The programs at Leicester and McMaster have been running long enough to see results. Many of their students choose careers in science or go to graduate school in science. For example, at Leicester, several students have gone on to be secondary-school physics teachers, Raine says. Others have gone on to do PhDs in various fields. At McMaster, about half of iSci students go on to graduate studies, Symons says.

The program at the University of Manitoba is still in the planning stage. When the planning committee started exploring its options, the plan was to have a 1-year program, says Michael Zapp, a computer science professor who’s heading up the effort. Mazdak Khajehpour, a chemist on the committee, says, “We felt that it makes sense to still nurture these students and help them go on an integrated pathway beyond the first year.” So the faculty decided to institute a full integrated degree program.
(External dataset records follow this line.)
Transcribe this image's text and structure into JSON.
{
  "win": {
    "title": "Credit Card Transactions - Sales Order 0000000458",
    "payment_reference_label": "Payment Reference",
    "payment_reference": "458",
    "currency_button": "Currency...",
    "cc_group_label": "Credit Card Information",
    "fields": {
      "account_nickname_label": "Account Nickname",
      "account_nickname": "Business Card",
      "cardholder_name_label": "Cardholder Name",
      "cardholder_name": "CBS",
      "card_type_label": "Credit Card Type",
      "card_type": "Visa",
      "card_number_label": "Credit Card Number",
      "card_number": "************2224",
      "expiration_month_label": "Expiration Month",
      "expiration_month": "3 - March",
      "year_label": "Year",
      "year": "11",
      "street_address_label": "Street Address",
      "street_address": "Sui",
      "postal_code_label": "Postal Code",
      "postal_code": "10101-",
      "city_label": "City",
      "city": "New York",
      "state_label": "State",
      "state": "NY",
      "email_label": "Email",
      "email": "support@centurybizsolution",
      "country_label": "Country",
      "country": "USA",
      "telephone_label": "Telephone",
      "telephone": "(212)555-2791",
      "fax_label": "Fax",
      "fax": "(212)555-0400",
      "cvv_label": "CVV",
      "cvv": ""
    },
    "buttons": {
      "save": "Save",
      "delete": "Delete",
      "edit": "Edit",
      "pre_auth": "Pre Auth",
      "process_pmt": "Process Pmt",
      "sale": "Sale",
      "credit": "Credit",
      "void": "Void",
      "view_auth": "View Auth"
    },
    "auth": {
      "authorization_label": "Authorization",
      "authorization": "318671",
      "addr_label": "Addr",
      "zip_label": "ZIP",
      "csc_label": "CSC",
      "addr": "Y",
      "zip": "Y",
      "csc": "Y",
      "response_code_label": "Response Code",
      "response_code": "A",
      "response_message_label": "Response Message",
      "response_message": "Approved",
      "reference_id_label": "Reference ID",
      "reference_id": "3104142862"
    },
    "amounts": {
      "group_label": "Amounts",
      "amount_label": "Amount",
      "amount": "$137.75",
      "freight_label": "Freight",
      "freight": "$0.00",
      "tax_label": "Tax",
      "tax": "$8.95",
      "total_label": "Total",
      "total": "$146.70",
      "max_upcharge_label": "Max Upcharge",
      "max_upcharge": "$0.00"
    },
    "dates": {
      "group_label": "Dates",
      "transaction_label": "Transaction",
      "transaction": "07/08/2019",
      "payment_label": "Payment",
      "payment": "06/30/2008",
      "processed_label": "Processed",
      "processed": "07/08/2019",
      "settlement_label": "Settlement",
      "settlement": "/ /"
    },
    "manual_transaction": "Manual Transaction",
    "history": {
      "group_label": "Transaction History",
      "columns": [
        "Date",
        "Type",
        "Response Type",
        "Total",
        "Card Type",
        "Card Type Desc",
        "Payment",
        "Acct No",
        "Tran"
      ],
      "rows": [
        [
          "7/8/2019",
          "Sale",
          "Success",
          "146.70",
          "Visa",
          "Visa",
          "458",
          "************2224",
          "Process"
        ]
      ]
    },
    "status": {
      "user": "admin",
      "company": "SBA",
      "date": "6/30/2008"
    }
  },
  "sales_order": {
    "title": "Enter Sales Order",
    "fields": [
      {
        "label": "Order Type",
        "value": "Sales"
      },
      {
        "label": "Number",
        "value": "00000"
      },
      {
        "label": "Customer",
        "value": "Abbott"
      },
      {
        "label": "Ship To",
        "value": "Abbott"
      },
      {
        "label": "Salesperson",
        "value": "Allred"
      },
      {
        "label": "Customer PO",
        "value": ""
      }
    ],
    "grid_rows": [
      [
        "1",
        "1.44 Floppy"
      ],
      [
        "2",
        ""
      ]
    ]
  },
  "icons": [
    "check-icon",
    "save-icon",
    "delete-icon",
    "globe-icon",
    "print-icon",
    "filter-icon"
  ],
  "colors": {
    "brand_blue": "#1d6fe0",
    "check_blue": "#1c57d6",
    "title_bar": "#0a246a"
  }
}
Manitoba still has to clear a number of hurdles before it can launch its program. It needs to be approved by a number of university committees and by the provincial government. If all that is successful, Zapp hopes to start enrolling students in September 2022.

One concern is that integrated courses will draw students away from disciplines such as chemistry and physics in the face of competition from the life sciences. But what’s happened in integrated science programs suggests that such fears are unfounded. In Western’s first cohort of 35 students, 8 chose to concentrate in chemistry. The integrated science program is also a significant feeder for the physics program.

Robert Lue, a biologist and the faculty director of the Derek Bok Center for Teaching and Learning at Harvard University, sees value in these new integrated science programs. Lue, together with colleagues from three science departments, founded an integrated introductory biology and chemistry course at Harvard in 2005.

Integrated programs are the future of science education, Lue says. “If you look at how science is done today, there is an openness and a breadth to thinking about what sort of approaches are best,” he adds. “If we are true to this notion that what we teach should reflect what the field is and where it’s going in terms of tackling problems, then transdisciplinarity is incredibly important.”